The Caps, 3-4-0 under Hunter, did anything but execute Tuesday as they allowed the Flyers to dictate the pace of the game, which allowed them to take advantage of sloppy defensive zone play and score at will. Once Scott Hartnell scored late in the first period to give Philadelphia a 1-0 lead, Washington’s downward spiral continued as a one-goal game turned into a four-goal deficit by the end of the second period. The Caps were getting signals crossed, screening Tomas Vokoun at inopportune times and failing to sustain any offensive pressure.
If one play was a microcosm of Tuesday’s lackluster effort, it was the play that ultimately led to Maxime Talbot’s goal. Sensing urgency, Alex Ovechkin decided to do things by himself as he is known to do in desperation. Braydon Coburn pinned him against the boards and the loose puck came to James van Riemsdyk, who passed it to Talbot for the eventual goal.
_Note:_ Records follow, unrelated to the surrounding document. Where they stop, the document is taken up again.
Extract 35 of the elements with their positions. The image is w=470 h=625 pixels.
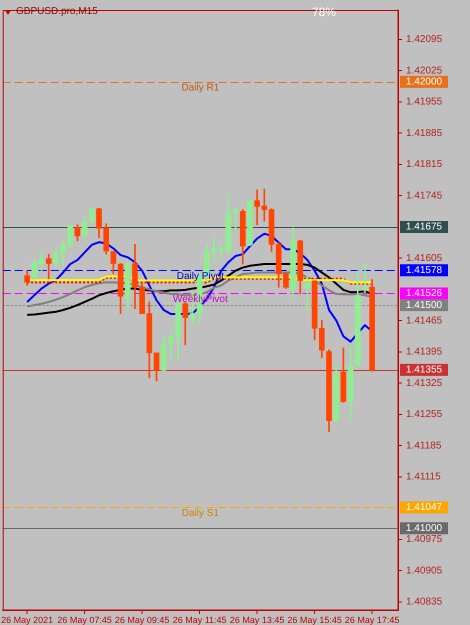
x-tick-label: 26 May 09:45 (114, 614, 170, 625)
text: 1.42000 (406, 76, 443, 88)
y-tick-label: 1.40835 (406, 596, 443, 608)
text: 1.41526 (406, 288, 443, 300)
text: 1.41578 (406, 265, 443, 276)
ref-line-label: Daily R1 (181, 82, 220, 94)
text: 1.41355 (406, 364, 443, 376)
candlestick (362, 263, 368, 292)
x-tick-label: 26 May 15:45 (287, 614, 342, 625)
y-tick-label: 1.41605 (406, 252, 443, 264)
y-tick-label: 1.41185 (406, 440, 442, 452)
x-tick-label: 26 May 07:45 (57, 614, 112, 625)
text: 1.41000 (406, 523, 443, 534)
y-tick-label: 1.42025 (406, 65, 443, 76)
y-tick-label: 1.42095 (406, 34, 443, 46)
y-tick-label: 1.41255 (406, 409, 443, 420)
y-tick-label: 1.41395 (406, 346, 443, 358)
y-tick-label: 1.41745 (406, 190, 443, 202)
x-tick-label: 26 May 17:45 (344, 614, 400, 625)
y-tick-label: 1.40905 (406, 565, 443, 576)
y-tick-label: 1.41885 (406, 128, 443, 139)
ref-line-label: Daily S1 (182, 508, 220, 520)
x-tick-label: 26 May 2021 (1, 614, 54, 625)
y-tick-label: 1.41115 (406, 472, 442, 483)
candlestick (304, 275, 310, 310)
y-tick-label: 1.41465 (406, 315, 443, 326)
y-tick-label: 1.41815 (406, 159, 443, 170)
y-tick-label: 1.40975 (406, 534, 443, 546)
x-tick-label: 26 May 11:45 (172, 614, 227, 625)
y-tick-label: 1.41955 (406, 96, 443, 108)
text: 1.41675 (406, 222, 443, 233)
text: 1.41500 (406, 300, 443, 311)
y-tick-label: 1.41325 (406, 378, 443, 389)
x-tick-label: 26 May 13:45 (230, 614, 284, 625)
text: 1.41047 (406, 502, 443, 514)
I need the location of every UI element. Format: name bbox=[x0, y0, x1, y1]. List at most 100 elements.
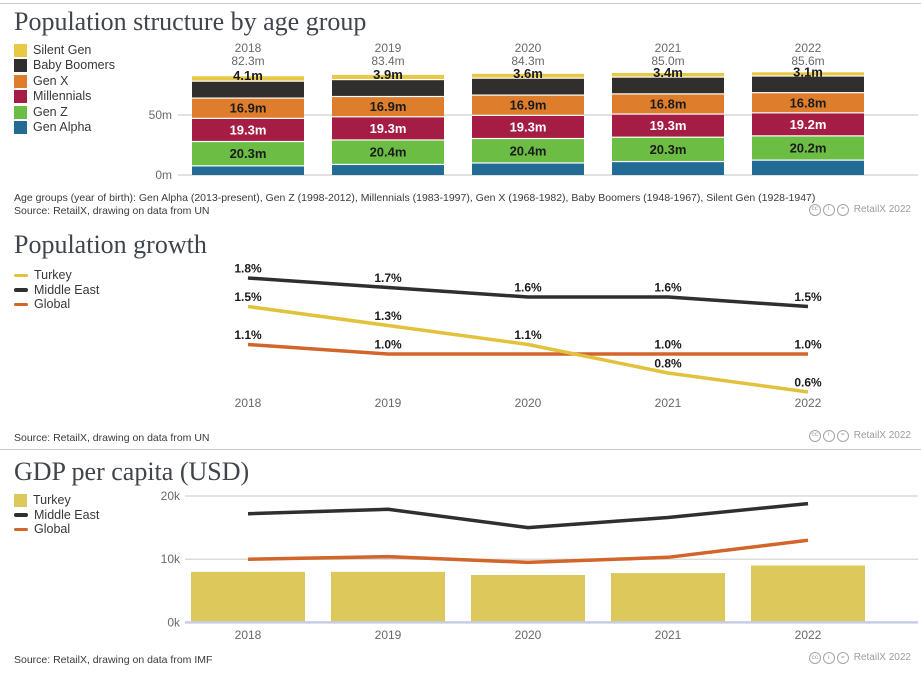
bar-segment bbox=[332, 139, 444, 165]
segment-divider bbox=[192, 165, 304, 167]
data-label: 1.7% bbox=[374, 271, 402, 285]
data-label: 1.0% bbox=[374, 338, 402, 352]
segment-divider bbox=[752, 112, 864, 114]
middle-east-line-swatch-icon bbox=[14, 288, 28, 292]
baby-boomers-swatch-icon bbox=[14, 59, 27, 73]
data-label: 3.6m bbox=[513, 66, 543, 81]
segment-divider bbox=[472, 94, 584, 96]
segment-divider bbox=[332, 163, 444, 166]
bar-segment bbox=[332, 79, 444, 97]
bar bbox=[191, 571, 305, 623]
legend-item-middle-east: Middle East bbox=[14, 508, 99, 522]
y-axis-tick: 0k bbox=[167, 615, 181, 629]
y-axis-tick: 0m bbox=[155, 168, 172, 182]
bar-segment bbox=[612, 114, 724, 138]
segment-divider bbox=[332, 95, 444, 98]
segment-divider bbox=[192, 97, 304, 99]
gen-x-swatch-icon bbox=[14, 74, 27, 88]
global-line-swatch-icon bbox=[14, 302, 28, 307]
segment-divider bbox=[472, 77, 584, 79]
total-label: 82.3m bbox=[231, 54, 264, 68]
data-label: 1.0% bbox=[654, 338, 682, 352]
silent-gen-swatch-icon bbox=[14, 44, 27, 57]
bar-segment bbox=[752, 135, 864, 161]
millennials-swatch-icon bbox=[14, 90, 27, 104]
bar-segment bbox=[192, 76, 304, 82]
year-label: 2022 bbox=[795, 396, 822, 410]
total-label: 85.0m bbox=[651, 54, 684, 68]
segment-divider bbox=[472, 162, 584, 164]
legend-item-middle-east: Middle East bbox=[14, 283, 99, 297]
segment-divider bbox=[472, 137, 584, 140]
chart1-footnote: Age groups (year of birth): Gen Alpha (2… bbox=[14, 192, 816, 204]
chart1-title: Population structure by age group bbox=[14, 7, 367, 36]
chart2-source: Source: RetailX, drawing on data from UN bbox=[14, 431, 210, 444]
line-series bbox=[247, 501, 809, 530]
data-label: 3.9m bbox=[373, 67, 403, 82]
bar-segment bbox=[332, 96, 444, 117]
segment-divider bbox=[752, 92, 864, 94]
bar-segment bbox=[612, 77, 724, 94]
no-derivatives-icon: = bbox=[836, 203, 849, 216]
data-label: 1.8% bbox=[234, 262, 262, 276]
segment-divider bbox=[612, 93, 724, 95]
chart3-legend: Turkey Middle East Global bbox=[14, 494, 99, 538]
bar-segment bbox=[472, 115, 584, 139]
data-label: 20.2m bbox=[790, 141, 827, 156]
chart3-title: GDP per capita (USD) bbox=[14, 457, 250, 486]
bar-segment bbox=[612, 93, 724, 115]
year-label: 2021 bbox=[655, 41, 682, 55]
bar-segment bbox=[752, 160, 864, 175]
no-derivatives-icon: = bbox=[836, 429, 849, 442]
data-label: 3.1m bbox=[793, 64, 823, 79]
segment-divider bbox=[612, 76, 724, 78]
data-label: 0.6% bbox=[794, 376, 822, 390]
attribution-label: RetailX 2022 bbox=[853, 652, 911, 663]
bar-segment bbox=[612, 73, 724, 78]
attribution-icon: i bbox=[822, 203, 835, 216]
bar-segment bbox=[612, 161, 724, 175]
y-axis-tick: 10k bbox=[161, 552, 181, 566]
data-label: 1.6% bbox=[654, 281, 682, 295]
chart2-title: Population growth bbox=[14, 230, 207, 259]
legend-item-baby-boomers: Baby Boomers bbox=[14, 59, 115, 73]
legend-label: Gen X bbox=[33, 73, 69, 88]
data-label: 16.9m bbox=[510, 98, 547, 113]
turkey-bar-swatch-icon bbox=[14, 494, 27, 507]
section-divider-top bbox=[0, 3, 921, 4]
data-label: 3.4m bbox=[653, 65, 683, 80]
bar-segment bbox=[472, 95, 584, 116]
line-series bbox=[247, 304, 809, 394]
legend-item-turkey: Turkey bbox=[14, 494, 99, 507]
data-label: 1.0% bbox=[794, 338, 822, 352]
legend-item-gen-z: Gen Z bbox=[14, 104, 115, 119]
data-label: 19.3m bbox=[650, 118, 687, 133]
bar-segment bbox=[192, 118, 304, 142]
data-label: 20.3m bbox=[650, 142, 687, 157]
chart2-attribution: cc i = RetailX 2022 bbox=[808, 429, 911, 442]
legend-label: Gen Alpha bbox=[33, 119, 92, 134]
line-series bbox=[247, 538, 809, 565]
segment-divider bbox=[332, 139, 444, 141]
chart1-source: Source: RetailX, drawing on data from UN bbox=[14, 204, 210, 217]
total-label: 85.6m bbox=[791, 54, 824, 68]
year-label: 2021 bbox=[655, 628, 682, 642]
global-line-swatch-icon bbox=[14, 527, 28, 532]
cc-icon: cc bbox=[808, 203, 821, 216]
data-label: 1.1% bbox=[234, 328, 262, 342]
bar-segment bbox=[472, 73, 584, 79]
line-series bbox=[247, 342, 808, 356]
total-label: 83.4m bbox=[371, 54, 404, 68]
bar-segment bbox=[752, 76, 864, 93]
legend-item-global: Global bbox=[14, 298, 99, 311]
year-label: 2020 bbox=[515, 396, 542, 410]
data-label: 16.8m bbox=[650, 96, 687, 111]
segment-divider bbox=[612, 113, 724, 115]
data-label: 1.5% bbox=[234, 290, 262, 304]
year-label: 2019 bbox=[375, 628, 402, 642]
segment-divider bbox=[192, 117, 304, 119]
legend-label: Gen Z bbox=[33, 104, 68, 119]
data-label: 1.6% bbox=[514, 281, 542, 295]
legend-label: Global bbox=[34, 522, 71, 537]
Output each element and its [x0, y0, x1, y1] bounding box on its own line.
Ovechkin was several steps behind Talbot as he went to shoot and did not make any effort to get back into position.
With a two-game road trip ahead, Laich hopes that the Caps dig deep and find the drive to win.
“I want to see our work ethic through the roof, is what I want to see,” he said. “I want to see desire. People want to point fingers at systems and this and that, but you can’t execute anything without work ethic, so I want to see our work ethic skyrocket, see everybody hustle, see everybody compete, skate, shoot the puck, attack the net, be hard to play against. Do that sort of stuff, be physical. If you do that sort of stuff, you’re a tough team to play against.”
Laich added that Washington has been inconsistent lately, especially under Hunter’s watch. After a strong effort in defeat to the Pittsburgh Penguins December 1 and a 3-2 overtime win over the Ottawa Senators December 3, the Caps took a step back in a 5-4 loss the Florida Panthers December 5. In similar fashion, after two straight, hard-fought wins over the Senators and Toronto Maple Leafs last week, the Caps fell short against the Flyers.
Washington will get a chance to establish some consistency Thursday against the Winnipeg Jets, a team that embarrassed them in a 4-1 loss November 17 at MTS Centre. The Caps have since exacted revenge in a 4-3 overtime win November 23, but they are looking up at both the Jets and Florida Panthers in the Southeast Division standings. Without a winning streak of three or more games to their credit since their season-opening seven-game streak, the Caps know how important games – especially divisional games – are at a time like this.
“Standings can change within a week drastically, but we don’t want to be winning two, losing two,” John Erskine said. “We want to put together a little streak here. Some teams are so close. This is the time of year where you have to bear down and get those points.”
“It’s big,” Karl Alzner said. “We obviously want to get a win in that building after the last time we played there and redeem ourselves for our last game against the Flyers. It’s important, all these Southeast Division games, especially with us not being at the top, coming in and out of playoff spots, we have to win these games now. It’s not a matter of wanting to. It’s necessary. We’ve got to recognize the situation that we’re in and go out there and get it. We have no opportunity to coast into the playoffs now. It’s something that’s going to be a battle right to the end.”